Família ainda vivem em condições precárias em Alto Horizonte e cobrança por moradia ganha força nas redes
Vídeo divulgado nas redes sociais voltaram a expor a realidade de famílias que vivem em condições precárias em Alto Horizonte, reacendendo o debate sobre políticas habitacionais no município.

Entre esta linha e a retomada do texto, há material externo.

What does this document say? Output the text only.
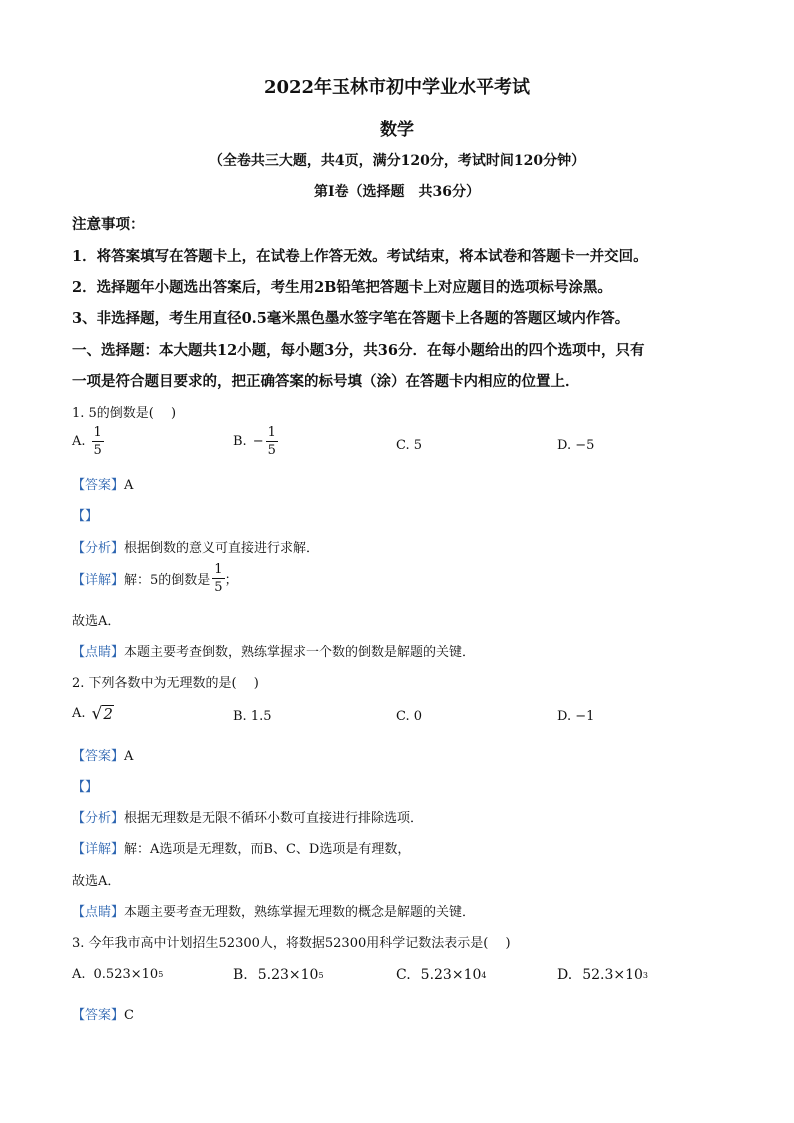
2022年玉林市初中学业水平考试
数学
（全卷共三大题，共4页，满分120分，考试时间120分钟）
第I卷（选择题　共36分）
注意事项：
1．将答案填写在答题卡上，在试卷上作答无效。考试结束，将本试卷和答题卡一并交回。
2．选择题年小题选出答案后，考生用2B铅笔把答题卡上对应题目的选项标号涂黑。
3、非选择题，考生用直径0.5毫米黑色墨水签字笔在答题卡上各题的答题区域内作答。
一、选择题：本大题共12小题，每小题3分，共36分．在每小题给出的四个选项中，只有
一项是符合题目要求的，把正确答案的标号填（涂）在答题卡内相应的位置上．
1. 5的倒数是(　 )
A. $\frac{1}{5}$	B. − $\frac{1}{5}$	C. 5	D. −5
【答案】A
【】
【分析】根据倒数的意义可直接进行求解．
【详解】 解：5的倒数是 $\frac{1}{5}$ ；
故选A．
【点睛】本题主要考查倒数，熟练掌握求一个数的倒数是解题的关键．
2. 下列各数中为无理数的是(　 )
A. √ 2	B. 1.5	C. 0	D. −1
【答案】A
【】
【分析】根据无理数是无限不循环小数可直接进行排除选项．
【详解】解：A选项是无理数，而B、C、D选项是有理数，
故选A．
【点睛】本题主要考查无理数，熟练掌握无理数的概念是解题的关键．
3. 今年我市高中计划招生52300人，将数据52300用科学记数法表示是(　 )
A. 0.523×10 5	B. 5.23×10 5	C. 5.23×10 4	D. 52.3×10 3
【答案】C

Nas imagens, o atual prefeito enquanto era oposição denuncia a situação de uma residência improvisada onde vivem um casal de idosos, na faixa dos 70 anos, além de familiares, incluindo netos e bisnetos. Segundo o relato, a estrutura é extremamente vulnerável, com cobertura improvisada por lona para evitar a entrada de água durante o período chuvoso.
“Uma cidade que arrecada quase oito milhões por mês e ainda tem gente morando nessas condições. Isso não precisava acontecer”, afirma o atual prefeito Diogo.
O prefeito também relata que a lona utilizada na cobertura chegou a ser levada pelo vento recentemente, agravando ainda mais a situação da família. Ele ainda faz um apelo às autoridades municipais para que priorizem famílias em situação de vulnerabilidade em programas habitacionais.
“Espero que as casas sejam destinadas para quem realmente precisa, principalmente o pessoal de baixa renda”, destacou.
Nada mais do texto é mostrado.